阿奈到底是继承人,良好的教养和风度,让她压住惊恐没爆粗口的同时,将眼前人扶了起来。白敖揉着隐隐发疼的后脑勺,抬眼就怔住了。
怎么会有这么清秀的姑娘,杏眼水汪汪地和眉低垂着,春光柔柔地从她的发间漏过,打在自己脸上,他一时间竟忘了道谢。
“公子,你还好吧。如果哪里受伤了,前面有药庐,要不要我扶你过去?”阿奈问。
白敖连声告谢:“不用了,不用了。姑娘,在下是来找人的,想问姑娘知道沐岫鹿族在亓灵何方居住吗?”
阿奈心思谨慎,亓灵山住的都是山间灵物幻化成的非妖非神之体。而沐岫鹿族向来修身养性,天性纯良无害,并不盛名于世,只是因为有些缘故被天界格外看重。
她若直白称自己并不知晓沐岫鹿族,未免有些掩耳盗铃。便淡淡说自己只是知道沐岫一族,但并不曾在亓灵山间见到过。
白敖看着阿奈转身要走,急忙忙追上又问:“那姑娘是哪个族类的啊?”
说罢不好意思地搔了搔头。“我家与这里相距甚远,此次出游是初来亓灵山,可否暂住一宿,来日定当重谢。”
阿奈装作没听见,在山势极为陡峭的一处化身为鹿,隐没在了曲曲折折的山洞之中。回去之后便通报族长,全族就在亓灵山一带踪影全无了半月有余。
白敖想偷偷跟着阿奈走,可在纠结是否唐突无礼中,阿奈早没影了。他苦寻无果后只得回了九霄之上。
然而在白敖回到天庭的几十年间,沐岫一族经历了一场浩劫,这也使得他俩的婚事完全被抛在了两族人脑后。
那日阿奈在回族的沿途山洞里看到一汪水潭,这水潭素日里她也见过。只是突然水中银光粼粼,好似水下有什么东西在盘旋游动。
突然一条银鱼儿跃出水面,水花溅到阿奈脸上,她打了个喷嚏,佯装生气,用后蹄撩了一下水面就走远了。
那银鱼儿在阿奈走后蛮失落的,它孤苦伶仃一条鱼,啊呸!是一条蛟龙,自从被魔使带到这个巴掌大的水潭中已经月余了,没个人气儿更没个灵气儿。
他合族老少被魔族抓了个精光,堂堂龙族的表亲居然臣服在魔爪之下!
新上任的魔王野心勃勃,正巧又碰上他父族懦弱无能,不费吹灰之力就把这支据说实力强大的灵族收编了。
烛郁是他的名字,他本来的名字简单又难听,只是魔王看他在蛟族中天赋异禀,又没有难以掌控的家世,便有意扶持他做蛟族族长,随口赐了这名字。

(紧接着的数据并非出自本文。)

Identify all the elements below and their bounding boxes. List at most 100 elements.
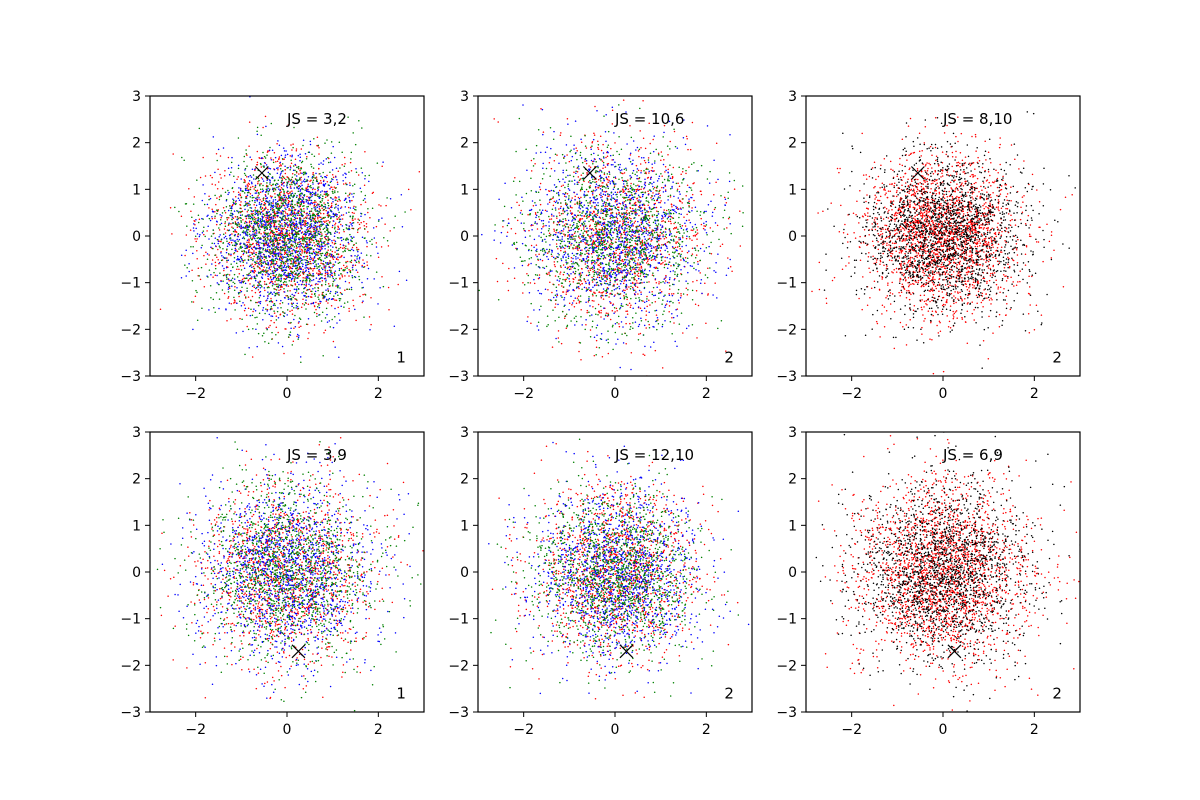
scatter-point — [294, 173, 296, 176]
scatter-point — [312, 167, 315, 169]
scatter-point — [230, 161, 233, 164]
scatter-point — [279, 204, 281, 207]
scatter-point — [336, 179, 338, 181]
scatter-point — [276, 167, 278, 169]
scatter-point — [324, 142, 326, 144]
scatter-point — [244, 259, 246, 261]
scatter-point — [268, 218, 270, 221]
scatter-point — [257, 258, 259, 261]
scatter-point — [262, 199, 265, 202]
scatter-point — [255, 234, 258, 237]
scatter-point — [254, 189, 257, 192]
scatter-point — [236, 238, 238, 241]
scatter-point — [294, 255, 297, 257]
scatter-point — [616, 283, 619, 285]
scatter-point — [230, 239, 232, 241]
scatter-point — [286, 176, 288, 178]
scatter-point — [290, 278, 293, 281]
scatter-point — [228, 243, 231, 246]
y-tick-label: 3 — [132, 89, 141, 105]
scatter-point — [306, 195, 308, 198]
scatter-point — [310, 237, 313, 240]
scatter-point — [293, 279, 296, 281]
scatter-point — [565, 291, 568, 293]
scatter-point — [313, 204, 316, 207]
scatter-point — [251, 197, 254, 199]
scatter-point — [270, 184, 273, 187]
scatter-point — [268, 189, 271, 192]
scatter-point — [275, 334, 277, 336]
scatter-point — [405, 279, 408, 281]
scatter-point — [200, 246, 203, 249]
scatter-point — [286, 314, 288, 316]
scatter-point — [309, 180, 311, 183]
scatter-point — [326, 212, 329, 214]
scatter-point — [637, 275, 640, 277]
scatter-point — [267, 243, 270, 245]
scatter-point — [300, 161, 303, 164]
scatter-point — [371, 207, 374, 210]
scatter-point — [366, 261, 368, 263]
scatter-point — [254, 220, 257, 222]
scatter-point — [366, 242, 368, 244]
scatter-point — [159, 308, 162, 311]
scatter-point — [688, 200, 690, 202]
scatter-point — [660, 159, 662, 161]
scatter-point — [215, 292, 218, 294]
scatter-point — [302, 201, 304, 203]
scatter-point — [282, 204, 285, 207]
scatter-point — [591, 244, 593, 247]
scatter-point — [267, 220, 270, 223]
scatter-point — [302, 144, 304, 147]
scatter-point — [249, 245, 252, 247]
y-tick-label: −3 — [120, 369, 141, 385]
scatter-point — [404, 211, 406, 213]
scatter-point — [256, 161, 259, 164]
scatter-point — [281, 258, 283, 260]
scatter-point — [590, 252, 593, 255]
scatter-point — [251, 285, 254, 287]
scatter-point — [227, 167, 230, 170]
scatter-point — [252, 217, 254, 220]
scatter-point — [226, 319, 228, 322]
scatter-point — [282, 213, 284, 215]
scatter-point — [237, 210, 239, 213]
scatter-point — [308, 196, 310, 199]
scatter-point — [286, 275, 288, 277]
scatter-point — [288, 234, 291, 237]
scatter-point — [309, 267, 312, 270]
scatter-point — [267, 275, 269, 277]
scatter-point — [338, 211, 340, 214]
scatter-point — [329, 245, 332, 247]
scatter-point — [214, 264, 217, 267]
scatter-point — [326, 139, 328, 141]
scatter-point — [281, 163, 284, 165]
scatter-point — [269, 228, 271, 231]
scatter-point — [648, 221, 650, 224]
scatter-point — [259, 191, 262, 194]
scatter-point — [324, 269, 326, 271]
scatter-point — [296, 204, 299, 207]
scatter-point — [386, 197, 388, 199]
scatter-point — [418, 170, 421, 173]
scatter-point — [266, 197, 269, 199]
scatter-point — [337, 306, 339, 309]
scatter-point — [255, 197, 257, 200]
scatter-point — [266, 270, 268, 273]
scatter-point — [371, 238, 373, 241]
scatter-point — [330, 186, 332, 188]
scatter-point — [284, 212, 287, 214]
scatter-point — [271, 252, 273, 254]
scatter-point — [264, 238, 267, 240]
scatter-point — [214, 245, 217, 247]
scatter-point — [272, 200, 274, 203]
scatter-point — [284, 274, 286, 276]
scatter-point — [314, 194, 316, 197]
scatter-point — [305, 281, 308, 284]
scatter-point — [344, 280, 347, 283]
scatter-point — [244, 189, 247, 192]
scatter-point — [275, 279, 277, 281]
scatter-point — [290, 239, 293, 242]
scatter-point — [575, 147, 577, 149]
scatter-point — [262, 165, 265, 167]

这次来到亓灵山,若是他所猜不错的话,是想让他在天灵地秀的山中滋养修行一番。魔族气息浓厚是进不了沐岫鹿族圣地的,自然也就无法取到只有继承人身上才能凝结的灵印。
亓灵山是现存不多的灵山之一,灵气充沛,于是很多灵物在此安居繁衍。
沐岫鹿族作为留存下来不多的上古灵族的一支,天生极其擅长采纳灵气。而让他们避世而居的原因恰恰不是他们的习性,反倒是怀璧其罪的充沛灵力。

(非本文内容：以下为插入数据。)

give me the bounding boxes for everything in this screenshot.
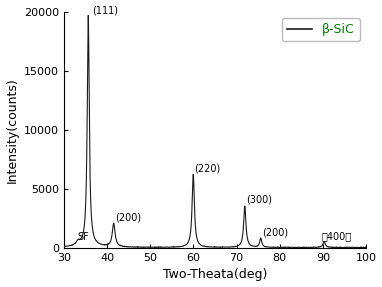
Text: （400）: （400） xyxy=(322,231,352,241)
Text: (111): (111) xyxy=(92,6,118,16)
Y-axis label: Intensity(counts): Intensity(counts) xyxy=(6,77,19,183)
Text: (220): (220) xyxy=(194,163,221,173)
Legend: β-SiC: β-SiC xyxy=(282,18,360,42)
Text: (200): (200) xyxy=(262,227,288,237)
Text: (200): (200) xyxy=(115,213,141,223)
X-axis label: Two-Theata(deg): Two-Theata(deg) xyxy=(163,268,267,282)
Text: (300): (300) xyxy=(246,195,272,205)
Text: SF: SF xyxy=(77,232,89,242)
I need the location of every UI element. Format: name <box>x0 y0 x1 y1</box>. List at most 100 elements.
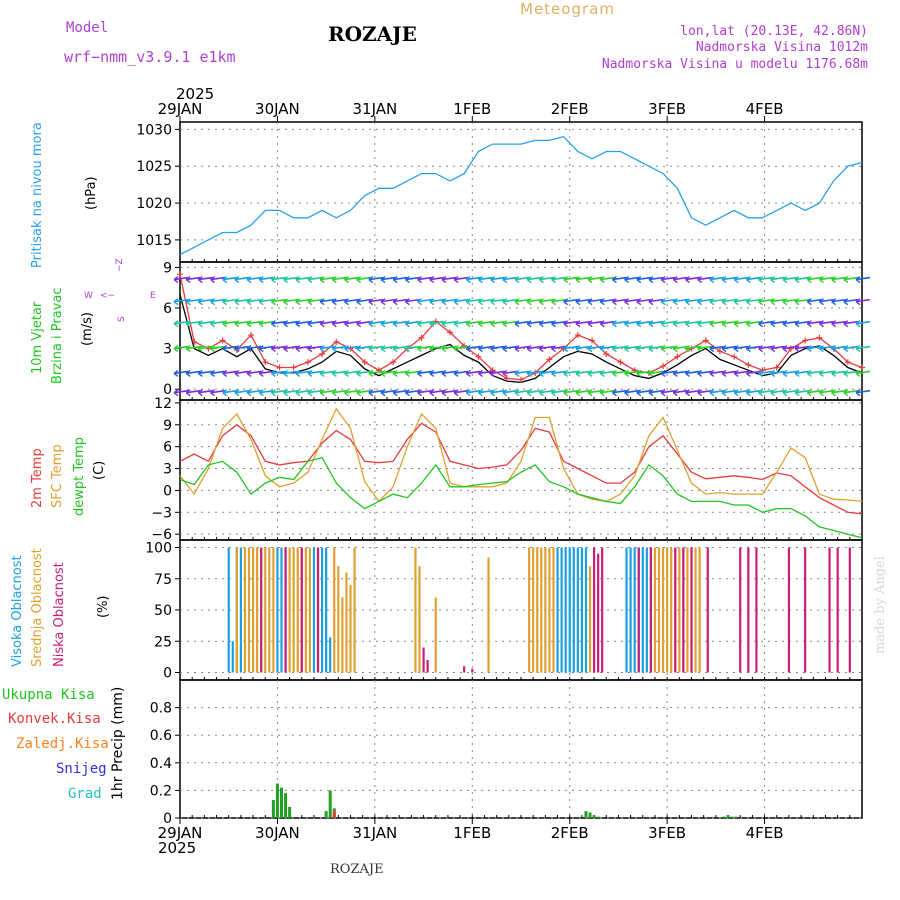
wind-arrow-head <box>234 345 240 353</box>
wind-arrow <box>514 345 530 350</box>
wind-arrow <box>210 345 225 350</box>
wind-arrow <box>344 345 359 350</box>
wind-arrow-head <box>806 298 812 306</box>
wind-arrow <box>198 276 213 281</box>
wind-arrow <box>234 320 250 325</box>
wind-arrow <box>222 370 237 375</box>
wind-arrow-head <box>173 320 179 328</box>
wind-arrow <box>466 320 481 325</box>
x-tick-label-bottom: 3FEB <box>648 824 686 842</box>
wind-arrow <box>563 320 578 325</box>
wind-arrow-head <box>380 345 386 353</box>
wind-arrow-head <box>429 345 435 353</box>
wind-arrow <box>612 298 627 303</box>
wind-arrow <box>527 345 542 350</box>
wind-arrow-head <box>258 369 264 377</box>
wind-arrow <box>855 276 871 281</box>
wind-arrow <box>551 370 566 375</box>
bar-ukupna-kisa <box>284 793 288 818</box>
wind-arrow <box>855 320 871 325</box>
wind-arrow-head <box>758 389 763 397</box>
wind-arrow <box>186 320 201 325</box>
y-tick-label: 1030 <box>136 122 172 138</box>
wind-arrow <box>648 389 664 394</box>
bar-visoka-oblacnost <box>633 547 636 673</box>
wind-arrow-head <box>685 389 690 397</box>
wind-arrow-head <box>721 276 727 284</box>
wind-arrow <box>320 298 335 303</box>
wind-arrow <box>453 370 469 375</box>
wind-arrow-head <box>709 320 715 328</box>
wind-arrow <box>831 298 846 303</box>
x-tick-label-bottom: 4FEB <box>746 824 784 842</box>
wind-arrow-head <box>258 345 264 353</box>
wind-arrow-head <box>514 345 520 353</box>
wind-arrow-head <box>575 320 581 328</box>
bar-ukupna-kisa <box>588 812 592 818</box>
wind-arrow <box>222 276 237 281</box>
wind-arrow-head <box>490 320 496 328</box>
wind-arrow-head <box>197 298 203 306</box>
wind-arrow <box>344 276 359 281</box>
bar-srednja-oblacnost <box>657 547 661 673</box>
wind-arrow <box>502 276 517 281</box>
wind-arrow-head <box>441 298 447 306</box>
wind-arrow <box>307 345 323 350</box>
wind-arrow <box>198 370 213 375</box>
compass-e: E <box>150 291 156 301</box>
compass-n: −Z <box>115 258 125 272</box>
wind-arrow-head <box>709 389 715 397</box>
wind-arrow-head <box>478 389 483 397</box>
wind-arrow <box>393 320 408 325</box>
compass-w: W <box>84 291 93 301</box>
wind-arrow-head <box>295 369 301 377</box>
wind-arrow <box>636 370 651 375</box>
wind-arrow-head <box>843 369 849 377</box>
y-tick-label: 6 <box>163 440 172 456</box>
wind-arrow <box>393 370 408 375</box>
wind-arrow <box>587 320 603 325</box>
wind-arrow-head <box>733 389 739 397</box>
wind-arrow <box>441 320 457 325</box>
wind-arrow <box>697 389 712 394</box>
wind-arrow <box>563 276 578 281</box>
wind-arrow-head <box>344 320 349 328</box>
model-name: wrf−nmm_v3.9.1 e1km <box>64 48 236 66</box>
wind-arrow <box>514 276 530 281</box>
bar-niska-oblacnost <box>597 553 600 673</box>
wind-arrow <box>271 298 286 303</box>
gust-marker <box>446 329 453 336</box>
wind-arrow <box>539 345 554 350</box>
wind-arrow-head <box>295 345 301 353</box>
gust-marker <box>290 364 297 371</box>
gust-marker <box>731 353 738 360</box>
wind-arrow-head <box>685 298 690 306</box>
x-tick-label-top: 30JAN <box>255 100 300 118</box>
wind-arrow <box>283 320 298 325</box>
gust-marker <box>546 356 553 363</box>
wind-arrow <box>173 320 189 325</box>
wind-arrow <box>855 389 871 394</box>
gust-marker <box>816 334 823 341</box>
wind-arrow-head <box>234 369 240 377</box>
bar-srednja-oblacnost <box>308 547 312 673</box>
wind-arrow-head <box>758 369 763 377</box>
wind-arrow <box>271 345 286 350</box>
wind-arrow-head <box>745 389 751 397</box>
wind-arrow-head <box>234 320 240 328</box>
wind-arrow <box>271 276 286 281</box>
gust-marker <box>660 363 667 370</box>
wind-arrow <box>490 370 505 375</box>
wind-arrow-head <box>283 369 289 377</box>
wind-arrow <box>661 298 676 303</box>
bar-srednja-oblacnost <box>264 547 267 673</box>
wind-arrow <box>831 389 846 394</box>
wind-arrow <box>697 345 712 350</box>
wind-arrow-head <box>612 298 617 306</box>
wind-arrow <box>770 370 785 375</box>
wind-arrow <box>222 298 237 303</box>
wind-arrow <box>685 389 700 394</box>
wind-arrow-head <box>197 345 203 353</box>
wind-arrow-head <box>745 298 751 306</box>
wind-arrow-head <box>526 276 532 284</box>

这支鹿族与别的灵族修行方式不同,其他山灵修为在丹田,在灵海。而他们的灵气可以在肉体之外结成灵印,灵力越强大,灵印也就越精深。
新上任的魔王正是看中了鹿族的这个法宝,若是有了灵印,以灵印主人献祭,魔族直捣九霄易如反掌。
其实天地间有此间法力的宝物虽说不多,但也不是没有,只是区区一个灵族继承人更容易对抗罢了。
烛郁此时还并不知晓自己将会与鹿族继承人有什么纠葛,若是一个人连活下去都很艰难,他就不会想过多善恶是非的事情。后来的几年他修为突进,阿奈觉得这银鱼儿好看,不时来同他玩耍几次。

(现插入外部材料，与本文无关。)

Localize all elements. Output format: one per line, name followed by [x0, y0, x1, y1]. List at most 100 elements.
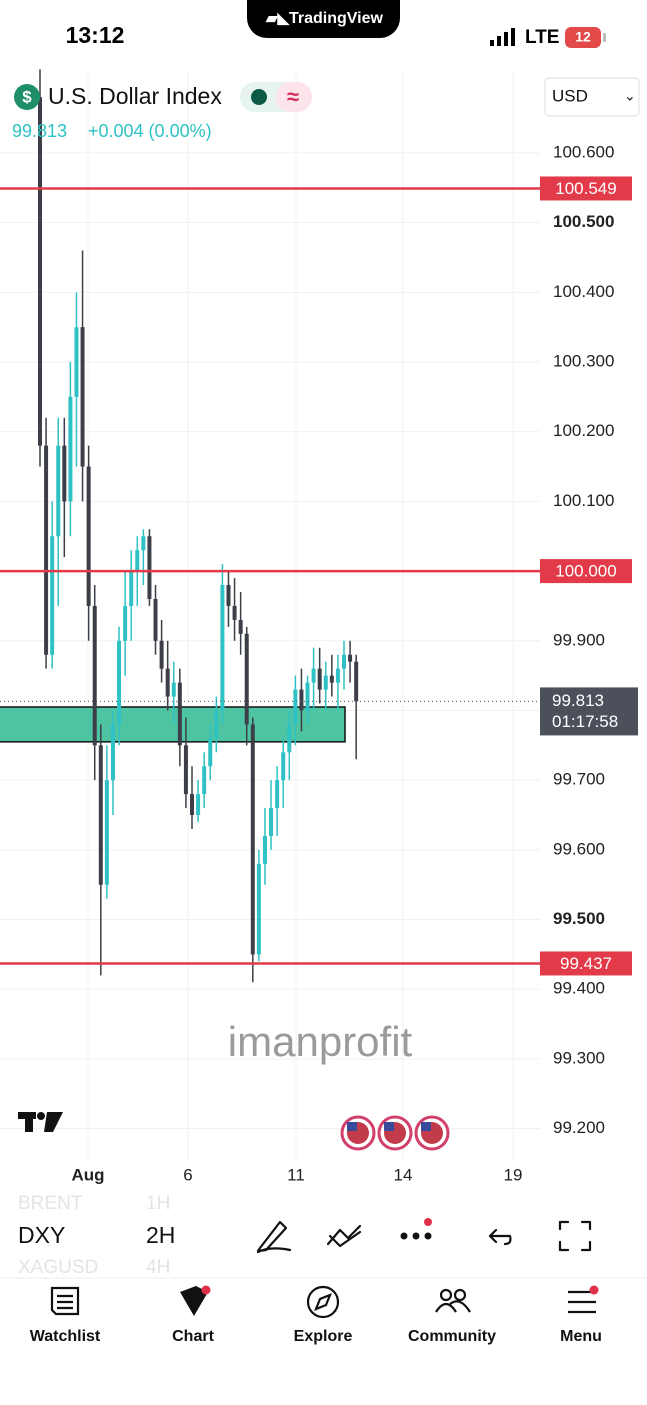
candle-body — [329, 675, 334, 683]
level-label: 100.000 — [555, 562, 616, 581]
nav-label[interactable]: Menu — [560, 1328, 602, 1345]
y-tick-label: 100.100 — [553, 491, 614, 510]
x-tick-label: 19 — [504, 1165, 523, 1184]
y-tick-label: 99.300 — [553, 1048, 605, 1067]
y-tick-label: 99.900 — [553, 630, 605, 649]
battery-cap — [603, 33, 606, 42]
candle-body — [226, 585, 231, 606]
candle-body — [38, 97, 42, 446]
candle-body — [281, 752, 286, 781]
candle-body — [196, 794, 201, 816]
currency: USD — [552, 86, 588, 105]
candle-body — [244, 633, 249, 725]
chart-icon[interactable] — [180, 1286, 208, 1316]
nav-bar: Watchlist Chart Explore Community Menu — [30, 1328, 602, 1345]
x-tick-label: 14 — [394, 1165, 413, 1184]
candle-body — [299, 689, 304, 711]
candle-body — [129, 571, 134, 606]
chart-badge — [201, 1285, 211, 1295]
undo[interactable] — [488, 1228, 512, 1246]
candle-body — [153, 598, 158, 641]
trend-tool[interactable] — [326, 1224, 362, 1248]
candle-body — [183, 745, 188, 795]
draw-tool[interactable] — [256, 1220, 292, 1254]
explore-icon[interactable] — [306, 1285, 340, 1319]
candle-body — [92, 605, 97, 746]
candle-body — [123, 605, 128, 641]
symbol-icon-glyph: $ — [22, 87, 32, 106]
candle-body — [250, 724, 255, 955]
candle-body — [110, 724, 115, 781]
candle-body — [117, 640, 122, 725]
more-tools[interactable] — [400, 1218, 433, 1240]
candle-body — [354, 661, 359, 702]
level-label-box — [540, 176, 632, 201]
delay-icon: ≈ — [287, 84, 299, 109]
app-name: TradingView — [289, 10, 384, 27]
candle-body — [256, 863, 261, 955]
candle-body — [208, 738, 213, 767]
candle-body — [293, 689, 298, 725]
y-tick-label: 100.200 — [553, 421, 614, 440]
zone — [0, 706, 346, 743]
nav-label[interactable]: Explore — [294, 1328, 353, 1345]
last-price-label: 99.813 — [552, 691, 604, 710]
candle-body — [220, 585, 225, 711]
nav-label[interactable]: Watchlist — [30, 1328, 101, 1345]
y-tick-label: 99.500 — [553, 909, 605, 928]
candle-body — [232, 605, 237, 620]
candle-body — [269, 808, 274, 836]
currency-select[interactable] — [544, 77, 640, 117]
y-tick-label: 100.500 — [553, 212, 614, 231]
symbol-name[interactable]: U.S. Dollar Index — [48, 83, 222, 109]
x-tick-label: 6 — [183, 1165, 192, 1184]
candle-body — [141, 536, 146, 551]
candle-body — [80, 327, 85, 467]
candle-body — [348, 654, 353, 662]
candle-body — [342, 654, 346, 669]
last-price-box — [540, 687, 638, 736]
candle-body — [165, 668, 170, 697]
candle-body — [159, 640, 164, 669]
community-head — [453, 1288, 467, 1302]
symbol-icon — [14, 84, 40, 110]
nav-label[interactable]: Community — [408, 1328, 496, 1345]
y-tick-label: 99.700 — [553, 770, 605, 789]
candle-body — [311, 668, 316, 683]
candle-body — [275, 780, 280, 809]
candle-body — [323, 675, 328, 690]
status-pill-right — [276, 82, 312, 112]
community-head — [439, 1288, 453, 1302]
candle-body — [335, 668, 340, 683]
candle-body — [68, 396, 73, 502]
market-dot — [251, 89, 267, 105]
level-label: 100.549 — [555, 179, 616, 198]
community-icon[interactable] — [435, 1300, 471, 1313]
toolbar-faded-interval: 1H — [146, 1193, 170, 1214]
candle-body — [202, 766, 207, 795]
y-tick-label: 100.400 — [553, 282, 614, 301]
y-tick-label: 100.600 — [553, 142, 614, 161]
chart-area: 100.600 100.500 100.400 100.300 100.200 100.1… — [0, 69, 638, 1184]
toolbar-faded-interval: 4H — [146, 1257, 170, 1278]
watchlist-icon[interactable] — [50, 1286, 80, 1316]
candle-body — [56, 445, 61, 537]
fullscreen[interactable] — [558, 1220, 592, 1252]
level-label-box — [540, 559, 632, 584]
toolbar-faded-symbol: XAGUSD — [18, 1257, 98, 1278]
watermark: imanprofit — [228, 1018, 413, 1065]
chevron: ⌄ — [624, 88, 636, 104]
toolbar-symbol[interactable]: DXY — [18, 1222, 65, 1248]
candle-body — [62, 445, 67, 502]
toolbar-interval[interactable]: 2H — [146, 1222, 175, 1248]
candle-body — [74, 327, 79, 397]
candle-body — [317, 668, 322, 690]
candle-body — [98, 745, 103, 885]
candle-body — [50, 536, 55, 655]
event-flags[interactable] — [340, 1115, 450, 1151]
nav-label[interactable]: Chart — [172, 1328, 214, 1345]
battery-level: 12 — [575, 29, 591, 45]
network: LTE — [525, 27, 559, 48]
candle-body — [135, 550, 140, 572]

直到这一年隆冬,厚雪积压了山路,阿奈被憋在族里许久未曾出去,等到她再到水潭时,烛郁已经不见了踪影。
也是在这一年隆冬,烛郁犯下了他这一生中最大的过错,魔使发现了他和阿奈的频繁接触,让他在平日和阿奈戏耍中窃取了她身上的锦襄。
正逢亓灵山五年一次的山神祭祀,各族都聚集在了亓灵台下,沐岫鹿族也不意外。与此同时,鹿族圣地却经历了一场惨无人道的血腥屠杀。
魔使交给烛郁一个黑匣子,让烛郁易容成阿奈的样子混进了看守疏松的圣地之内。
因为关于沐岫鹿族的消息实在有限,魔族瞒着烛郁在匣子里面放了一只魂蛊和魔王的分身,想将鹿族翻个底朝天,找出灵印。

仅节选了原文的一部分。